Sapevo di dovermi limitare a riporli sullo scaffale della libreria nella mia nuova stanza, ma la caduta inaspettata di uno di essi ha dato il via a una lettura che non era prevista e, per la quale, di certo, non ero ancora pronta.
È stato un errore sfogliarli e rileggermi; ha riportato a galla vecchie cicatrici di cui ancora ne porto i segni, sia nell'anima che nel corpo.
Per fortuna il bagno è a pochi passi dalla mia camera.
Sono assonnata e stropicciarmi gli occhi non basta, per di più sono agitata: non mi sento tranquilla in questo luogo.
Il trasloco è terminato, tutto è in perfetto ordine, ma non è certo come stare a casa.

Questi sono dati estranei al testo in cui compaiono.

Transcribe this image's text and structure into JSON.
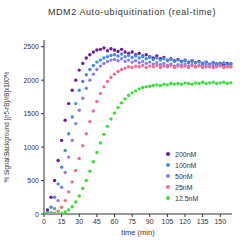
{
  "chart_data": {
    "type": "scatter",
    "title": "MDM2 Auto-ubiquitination (real-time)",
    "x_label": "time (min)",
    "y_label": "% Signal:Background [(r5-rB)/rB]x100%",
    "xlim": [
      0,
      160
    ],
    "xticks": [
      0,
      15,
      30,
      45,
      60,
      75,
      90,
      105,
      120,
      135,
      150
    ],
    "ylim": [
      0,
      2600
    ],
    "yticks": [
      0,
      500,
      1000,
      1500,
      2000,
      2500
    ],
    "legend": "lower right",
    "grid": false,
    "marker": "circle",
    "x": [
      0,
      3,
      6,
      9,
      12,
      15,
      18,
      21,
      24,
      27,
      30,
      33,
      36,
      39,
      42,
      45,
      48,
      51,
      54,
      57,
      60,
      63,
      66,
      69,
      72,
      75,
      78,
      81,
      84,
      87,
      90,
      93,
      96,
      99,
      102,
      105,
      108,
      111,
      114,
      117,
      120,
      123,
      126,
      129,
      132,
      135,
      138,
      141,
      144,
      147,
      150,
      153,
      156,
      159
    ],
    "series": [
      {
        "name": "200nM",
        "color": "#6a1b9a",
        "values": [
          0,
          60,
          250,
          500,
          800,
          1100,
          1400,
          1650,
          1850,
          2000,
          2150,
          2250,
          2330,
          2380,
          2420,
          2450,
          2460,
          2480,
          2440,
          2470,
          2450,
          2430,
          2460,
          2420,
          2400,
          2420,
          2380,
          2400,
          2360,
          2380,
          2350,
          2330,
          2360,
          2320,
          2340,
          2300,
          2320,
          2290,
          2310,
          2280,
          2300,
          2270,
          2290,
          2260,
          2280,
          2250,
          2270,
          2240,
          2260,
          2240,
          2250,
          2230,
          2250,
          2240
        ]
      },
      {
        "name": "100nM",
        "color": "#3f8fdc",
        "values": [
          0,
          20,
          100,
          250,
          450,
          700,
          950,
          1200,
          1450,
          1650,
          1850,
          1980,
          2080,
          2160,
          2220,
          2270,
          2300,
          2330,
          2350,
          2370,
          2380,
          2360,
          2390,
          2350,
          2370,
          2340,
          2360,
          2330,
          2350,
          2320,
          2340,
          2310,
          2330,
          2300,
          2320,
          2290,
          2310,
          2280,
          2300,
          2270,
          2290,
          2260,
          2280,
          2260,
          2270,
          2250,
          2270,
          2240,
          2260,
          2250,
          2240,
          2260,
          2230,
          2250
        ]
      },
      {
        "name": "50nM",
        "color": "#8c7cf2",
        "values": [
          0,
          0,
          20,
          80,
          200,
          400,
          620,
          850,
          1100,
          1350,
          1550,
          1730,
          1880,
          2000,
          2090,
          2160,
          2210,
          2250,
          2280,
          2300,
          2310,
          2290,
          2320,
          2280,
          2300,
          2270,
          2290,
          2260,
          2280,
          2250,
          2270,
          2240,
          2260,
          2230,
          2250,
          2220,
          2240,
          2210,
          2230,
          2220,
          2240,
          2210,
          2230,
          2200,
          2220,
          2210,
          2230,
          2200,
          2220,
          2210,
          2220,
          2200,
          2210,
          2200
        ]
      },
      {
        "name": "25nM",
        "color": "#f06e92",
        "values": [
          0,
          0,
          0,
          10,
          40,
          100,
          200,
          330,
          480,
          650,
          830,
          1020,
          1200,
          1380,
          1540,
          1680,
          1800,
          1900,
          1980,
          2040,
          2090,
          2130,
          2160,
          2180,
          2200,
          2190,
          2210,
          2200,
          2220,
          2190,
          2210,
          2200,
          2220,
          2190,
          2210,
          2200,
          2220,
          2190,
          2210,
          2200,
          2210,
          2190,
          2220,
          2200,
          2210,
          2190,
          2200,
          2210,
          2190,
          2200,
          2210,
          2190,
          2200,
          2200
        ]
      },
      {
        "name": "12.5nM",
        "color": "#3ddc3d",
        "values": [
          0,
          0,
          0,
          0,
          0,
          10,
          30,
          60,
          110,
          180,
          270,
          380,
          500,
          640,
          780,
          920,
          1060,
          1190,
          1310,
          1420,
          1510,
          1590,
          1660,
          1720,
          1770,
          1810,
          1840,
          1870,
          1890,
          1900,
          1910,
          1920,
          1930,
          1920,
          1940,
          1930,
          1950,
          1940,
          1950,
          1940,
          1960,
          1950,
          1940,
          1960,
          1950,
          1970,
          1950,
          1960,
          1970,
          1950,
          1960,
          1970,
          1950,
          1960
        ]
      }
    ]
  }
}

L'acqua gelida mi dà un po' di sollievo, anche se l'immagine che mi restituisce lo specchio sopra al lavandino è tutt'altro che piacevole.
Incubi.
Arriverà mai un giorno nella mia vita in cui non sarò costretta a conviverci?
Meglio ritornare a letto; so bene che al risveglio mi attende una giornata impegnativa; ho un obbiettivo da portare a termine.